* I told my doctor that I broke my arm in two places. He told me to stop going to those places.
* What vegetable is cool, but not that cool? Rad-ish.
* I was wondering why the baseball kept getting bigger and bigger, and then it hit me.
* Worrying works! Case in point: 90% of the things I worry about never happen.
* My teachers told me I’d never amount to much because I procrastinate. I told them, “Just you wait!”
* I ordered a chicken and an egg from Amazon. I’ll let you know which comes first.
* I broke my finger last week. On the other hand, I am OK.

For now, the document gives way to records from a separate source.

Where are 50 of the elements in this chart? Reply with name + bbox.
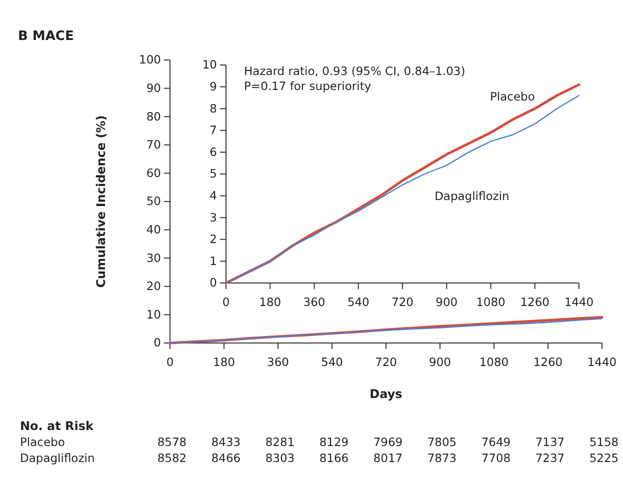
y-tick-label: 0: [210, 276, 217, 290]
y-tick-label: 9: [210, 79, 217, 94]
series-label: Dapagliflozin: [434, 189, 510, 203]
y-tick-label: 60: [146, 166, 161, 180]
x-tick-label: 900: [429, 354, 451, 369]
y-tick-label: 80: [146, 109, 161, 124]
x-tick-label: 540: [321, 354, 343, 369]
y-axis-title: Cumulative Incidence (%): [94, 115, 108, 288]
y-tick-label: 70: [146, 138, 161, 152]
y-tick-label: 50: [146, 194, 161, 208]
text: Dapagliflozin 8582 8466 8303 8166 8017 7873 7708 7237 5225: [20, 451, 619, 465]
x-tick-label: 900: [436, 294, 458, 309]
x-tick-label: 360: [267, 354, 289, 369]
y-tick-label: 4: [210, 188, 217, 202]
series-label: Placebo: [490, 90, 535, 104]
y-tick-label: 5: [210, 166, 217, 181]
annotation: P=0.17 for superiority: [244, 79, 372, 93]
x-tick-label: 180: [213, 354, 235, 369]
x-tick-label: 540: [347, 294, 370, 309]
x-tick-label: 720: [392, 294, 414, 309]
x-tick-label: 180: [259, 294, 282, 309]
y-tick-label: 0: [154, 336, 161, 350]
x-tick-label: 1080: [479, 354, 509, 369]
y-tick-label: 10: [202, 58, 217, 72]
x-tick-label: 1440: [587, 354, 617, 369]
x-tick-label: 1260: [520, 294, 550, 309]
text: No. at Risk: [20, 419, 95, 433]
text: B MACE: [18, 29, 74, 44]
y-tick-label: 40: [146, 222, 161, 236]
text: Placebo 8578 8433 8281 8129 7969 7805 7649 7137 5158: [20, 435, 619, 449]
y-tick-label: 30: [146, 250, 161, 265]
x-tick-label: 0: [166, 354, 174, 369]
y-tick-label: 10: [146, 307, 161, 322]
x-tick-label: 0: [222, 294, 230, 309]
x-tick-label: 720: [375, 354, 397, 369]
x-tick-label: 1260: [533, 354, 563, 369]
y-tick-label: 8: [210, 101, 217, 116]
annotation: Hazard ratio, 0.93 (95% CI, 0.84–1.03): [244, 64, 466, 78]
y-tick-label: 2: [210, 232, 217, 246]
y-tick-label: 20: [146, 279, 161, 294]
y-tick-label: 7: [210, 123, 217, 138]
y-tick-label: 90: [146, 80, 161, 95]
y-tick-label: 1: [210, 254, 217, 268]
x-tick-label: 1440: [564, 294, 594, 309]
y-tick-label: 100: [139, 52, 161, 67]
x-tick-label: 360: [303, 294, 326, 309]
y-tick-label: 3: [210, 210, 217, 224]
x-tick-label: 1080: [476, 294, 506, 309]
y-tick-label: 6: [210, 144, 217, 159]
x-axis-title: Days: [370, 387, 402, 401]
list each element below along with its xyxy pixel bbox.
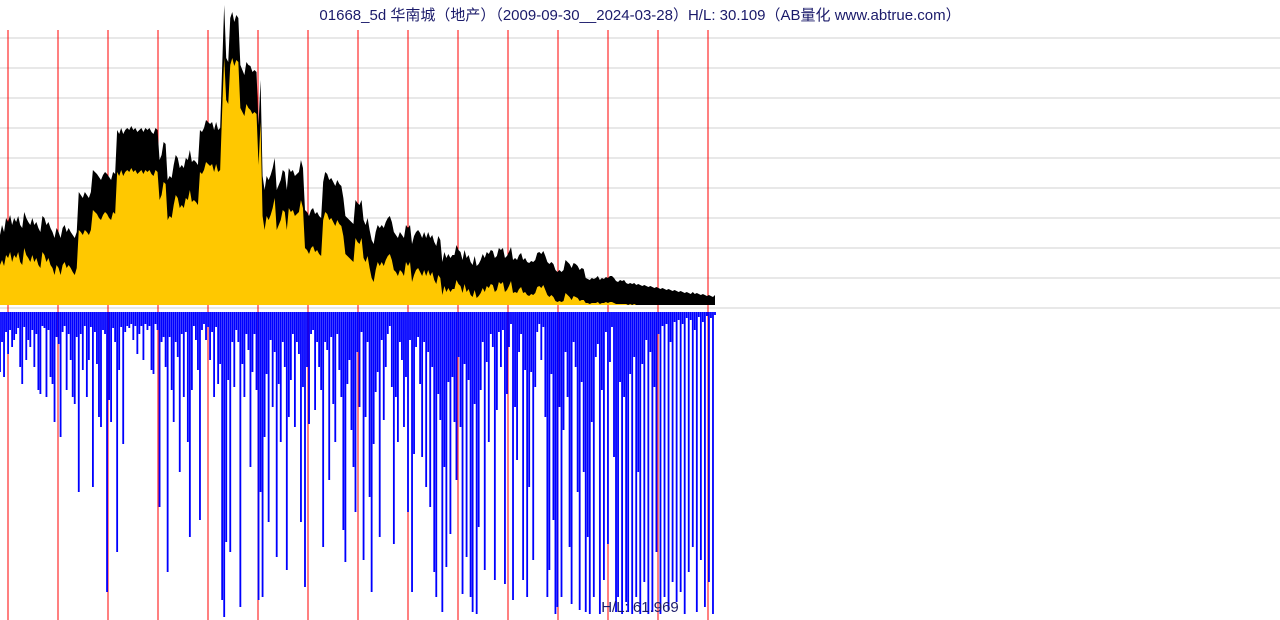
chart-svg — [0, 0, 1280, 620]
chart-area — [0, 0, 1280, 620]
chart-title: 01668_5d 华南城（地产）（2009-09-30__2024-03-28）… — [0, 4, 1280, 25]
bottom-hl-label: H/L: 61.969 — [0, 599, 1280, 616]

* I went to the doctor with a suspicious-looking mole. He told me they all look that way and I should have left it in the garden.
Yeshiva University had a rowing team, and every meet they came in dead last. Meet after meet, last, last, last. It was horrible. So they decided to send a spy to Harvard to see how they trained.
When the spy returned from Harvard the entire team gathered around to hear the report. “Well,” said the spy, “Up there at Harvard, they have eight guys rowing, and only one guy yelling.”
Two men are on opposite sides of the river. The first man shouts, “How do I get to the other side of the river?” The other man yells, “You are on the other side of the river!”
One day, a mom noticed that when her son was logging onto a favorite website he typed a very long password.
She asked him what it was, and he replied: “MickeyMinnieGoofyPluto.” She asked him why he would use such a password. “Because,” he explained, “it says your password has to have at least four characters.